Il deprezzamento della valuta è un altro rischio. Questo problema è particolarmente pronunciato in America Latina e nei Caraibi e nell’Africa sub-sahariana, dove il rapporto tra debito estero ed esportazioni dovrebbe raggiungere rispettivamente il 167% e il 147% nel 2023. In risposta, a quella che si presenta come un’emergenza prossima ventura, è stata introdotta, dal G20, la Debt service suspension initiative (Dssi). Con il sostegno della Banca mondiale e del Fondo monetario internazionale, tra maggio 2020 e dicembre 2021 la Dssi ha sospeso i pagamenti dovuti da 12,9 miliardi di dollari di 48 Paesi a basso reddito. Tuttavia questa è stata solo una soluzione temporanea: la Dssi non ha ridotto i livelli di debito e ha attratto una partecipazione minima da parte dei creditori del settore privato.

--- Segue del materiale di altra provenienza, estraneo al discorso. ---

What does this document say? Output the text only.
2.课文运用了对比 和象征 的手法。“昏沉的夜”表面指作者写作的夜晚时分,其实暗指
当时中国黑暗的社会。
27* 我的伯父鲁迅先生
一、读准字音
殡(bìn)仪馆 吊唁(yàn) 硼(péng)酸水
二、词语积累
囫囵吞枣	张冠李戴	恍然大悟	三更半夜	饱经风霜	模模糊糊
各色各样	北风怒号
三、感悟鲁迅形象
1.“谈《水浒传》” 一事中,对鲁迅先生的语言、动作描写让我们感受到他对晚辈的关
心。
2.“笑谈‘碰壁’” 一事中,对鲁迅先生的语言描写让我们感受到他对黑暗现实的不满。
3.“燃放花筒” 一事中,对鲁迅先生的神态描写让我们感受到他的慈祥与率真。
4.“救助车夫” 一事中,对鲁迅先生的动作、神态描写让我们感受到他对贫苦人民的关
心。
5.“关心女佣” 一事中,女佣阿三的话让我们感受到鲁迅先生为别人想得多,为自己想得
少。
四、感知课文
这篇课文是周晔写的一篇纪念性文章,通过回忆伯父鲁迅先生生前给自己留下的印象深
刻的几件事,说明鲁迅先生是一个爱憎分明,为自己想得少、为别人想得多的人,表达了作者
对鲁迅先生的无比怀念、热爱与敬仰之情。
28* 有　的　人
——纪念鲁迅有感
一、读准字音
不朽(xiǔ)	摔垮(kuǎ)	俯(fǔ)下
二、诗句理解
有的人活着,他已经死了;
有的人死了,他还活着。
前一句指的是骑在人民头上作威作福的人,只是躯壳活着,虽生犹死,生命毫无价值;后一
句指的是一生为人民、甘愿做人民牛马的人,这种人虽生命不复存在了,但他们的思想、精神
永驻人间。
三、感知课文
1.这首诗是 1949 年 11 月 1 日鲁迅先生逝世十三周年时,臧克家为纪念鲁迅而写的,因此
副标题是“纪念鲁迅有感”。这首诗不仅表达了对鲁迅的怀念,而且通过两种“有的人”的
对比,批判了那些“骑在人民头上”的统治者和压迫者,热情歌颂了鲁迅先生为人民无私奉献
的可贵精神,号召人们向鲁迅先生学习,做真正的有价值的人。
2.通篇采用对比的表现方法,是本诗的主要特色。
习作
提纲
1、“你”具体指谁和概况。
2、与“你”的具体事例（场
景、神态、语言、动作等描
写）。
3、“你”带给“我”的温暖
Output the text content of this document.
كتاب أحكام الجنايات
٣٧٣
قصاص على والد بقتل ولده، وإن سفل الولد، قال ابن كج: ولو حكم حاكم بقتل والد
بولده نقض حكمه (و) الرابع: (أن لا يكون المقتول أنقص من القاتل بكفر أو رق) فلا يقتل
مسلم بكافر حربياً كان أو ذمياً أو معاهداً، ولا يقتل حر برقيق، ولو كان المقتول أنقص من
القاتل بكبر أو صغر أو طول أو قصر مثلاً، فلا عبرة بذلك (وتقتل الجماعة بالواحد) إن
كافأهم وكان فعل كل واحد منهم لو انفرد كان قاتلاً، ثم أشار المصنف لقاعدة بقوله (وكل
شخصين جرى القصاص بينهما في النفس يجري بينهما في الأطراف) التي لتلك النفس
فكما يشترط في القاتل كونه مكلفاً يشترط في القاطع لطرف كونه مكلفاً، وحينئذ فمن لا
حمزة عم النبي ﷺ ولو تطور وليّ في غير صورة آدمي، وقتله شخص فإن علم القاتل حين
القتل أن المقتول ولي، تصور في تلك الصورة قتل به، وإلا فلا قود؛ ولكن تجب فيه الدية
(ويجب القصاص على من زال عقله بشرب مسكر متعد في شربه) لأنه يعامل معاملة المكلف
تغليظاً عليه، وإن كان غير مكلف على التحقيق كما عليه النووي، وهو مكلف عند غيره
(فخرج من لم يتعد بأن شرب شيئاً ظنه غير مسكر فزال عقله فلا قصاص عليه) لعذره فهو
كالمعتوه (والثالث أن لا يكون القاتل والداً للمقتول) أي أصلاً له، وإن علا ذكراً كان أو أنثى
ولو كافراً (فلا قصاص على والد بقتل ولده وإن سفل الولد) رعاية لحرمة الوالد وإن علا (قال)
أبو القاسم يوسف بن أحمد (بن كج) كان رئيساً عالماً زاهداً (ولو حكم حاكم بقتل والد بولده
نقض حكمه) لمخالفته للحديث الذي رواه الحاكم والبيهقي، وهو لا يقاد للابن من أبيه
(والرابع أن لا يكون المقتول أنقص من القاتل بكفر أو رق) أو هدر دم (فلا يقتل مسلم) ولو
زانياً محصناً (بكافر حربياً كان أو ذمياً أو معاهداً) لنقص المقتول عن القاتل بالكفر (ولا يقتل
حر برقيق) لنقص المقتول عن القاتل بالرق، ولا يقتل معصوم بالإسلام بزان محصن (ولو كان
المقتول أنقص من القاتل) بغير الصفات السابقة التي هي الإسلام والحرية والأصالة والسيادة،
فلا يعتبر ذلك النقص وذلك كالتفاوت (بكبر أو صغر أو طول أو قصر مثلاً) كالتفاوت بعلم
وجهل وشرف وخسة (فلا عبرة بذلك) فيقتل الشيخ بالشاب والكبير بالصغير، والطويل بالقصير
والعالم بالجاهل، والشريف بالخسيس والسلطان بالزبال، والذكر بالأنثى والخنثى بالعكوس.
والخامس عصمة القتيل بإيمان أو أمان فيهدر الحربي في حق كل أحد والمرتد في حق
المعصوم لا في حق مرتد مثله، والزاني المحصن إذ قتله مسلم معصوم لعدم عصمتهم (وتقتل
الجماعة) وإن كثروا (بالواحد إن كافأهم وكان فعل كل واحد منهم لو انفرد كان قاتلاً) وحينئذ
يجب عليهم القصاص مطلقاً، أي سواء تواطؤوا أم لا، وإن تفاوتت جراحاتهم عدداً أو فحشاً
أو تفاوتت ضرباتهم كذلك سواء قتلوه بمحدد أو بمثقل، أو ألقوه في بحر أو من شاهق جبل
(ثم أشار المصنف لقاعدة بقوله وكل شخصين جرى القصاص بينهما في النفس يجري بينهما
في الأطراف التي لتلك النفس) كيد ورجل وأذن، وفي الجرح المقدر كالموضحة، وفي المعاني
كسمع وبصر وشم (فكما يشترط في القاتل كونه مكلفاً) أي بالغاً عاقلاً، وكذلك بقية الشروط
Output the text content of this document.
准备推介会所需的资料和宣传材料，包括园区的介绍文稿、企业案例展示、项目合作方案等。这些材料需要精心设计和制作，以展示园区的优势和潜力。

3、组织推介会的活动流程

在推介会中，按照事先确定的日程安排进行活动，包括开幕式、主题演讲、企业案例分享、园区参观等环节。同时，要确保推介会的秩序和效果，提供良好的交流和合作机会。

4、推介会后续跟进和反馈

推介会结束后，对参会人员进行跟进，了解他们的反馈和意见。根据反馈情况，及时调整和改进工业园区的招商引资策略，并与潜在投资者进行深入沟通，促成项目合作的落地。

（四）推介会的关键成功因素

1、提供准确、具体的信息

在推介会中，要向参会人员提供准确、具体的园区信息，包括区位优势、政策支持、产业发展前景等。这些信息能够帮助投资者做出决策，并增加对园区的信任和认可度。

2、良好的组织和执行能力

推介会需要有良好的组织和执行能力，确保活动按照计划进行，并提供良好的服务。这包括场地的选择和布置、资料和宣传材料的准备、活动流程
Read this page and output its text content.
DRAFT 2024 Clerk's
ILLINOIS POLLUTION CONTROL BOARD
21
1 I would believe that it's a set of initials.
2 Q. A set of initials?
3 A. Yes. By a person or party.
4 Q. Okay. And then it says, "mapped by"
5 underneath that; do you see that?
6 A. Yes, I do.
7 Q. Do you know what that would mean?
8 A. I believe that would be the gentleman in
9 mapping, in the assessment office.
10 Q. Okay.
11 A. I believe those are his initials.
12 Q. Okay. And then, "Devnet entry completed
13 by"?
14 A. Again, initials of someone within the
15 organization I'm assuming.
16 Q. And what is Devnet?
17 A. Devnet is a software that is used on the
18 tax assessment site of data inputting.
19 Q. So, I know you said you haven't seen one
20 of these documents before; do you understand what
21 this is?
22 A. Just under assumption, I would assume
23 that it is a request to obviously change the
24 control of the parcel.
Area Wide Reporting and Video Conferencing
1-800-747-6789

All’inizio di quest’anno, la Banca mondiale e il Fmi hanno predisposto un piano d’azione per migliorare il programma, con quattro raccomandazioni: tempistica chiara, sospensione dei pagamenti del debito durante i negoziati, definizione di processi e regole chiari, e requisiti di ammissibilità ampliati. Il Piano prevede correzioni a lungo termine, non molto diverse da quelle contemplate nella Recovery Facility del Next Generation Eu e, da lì, incorporate nei Programmi nazionali di ripresa e resilienza.
Viene spontaneo chiedersi: invece di creare una nuova struttura o parcheggiare per sempre il debito dei Paesi europei a maggior rischio presso la Banca centrale europea snaturandone obiettivi e compiti o trasformare il Meccanismo europeo di stabilità in una cassaforte per il debito – idee che vengono lanciate qua e là in queste settimane – perché non utilizzare questa strumentazione anche per il debito eccessivo nell’Eurozona?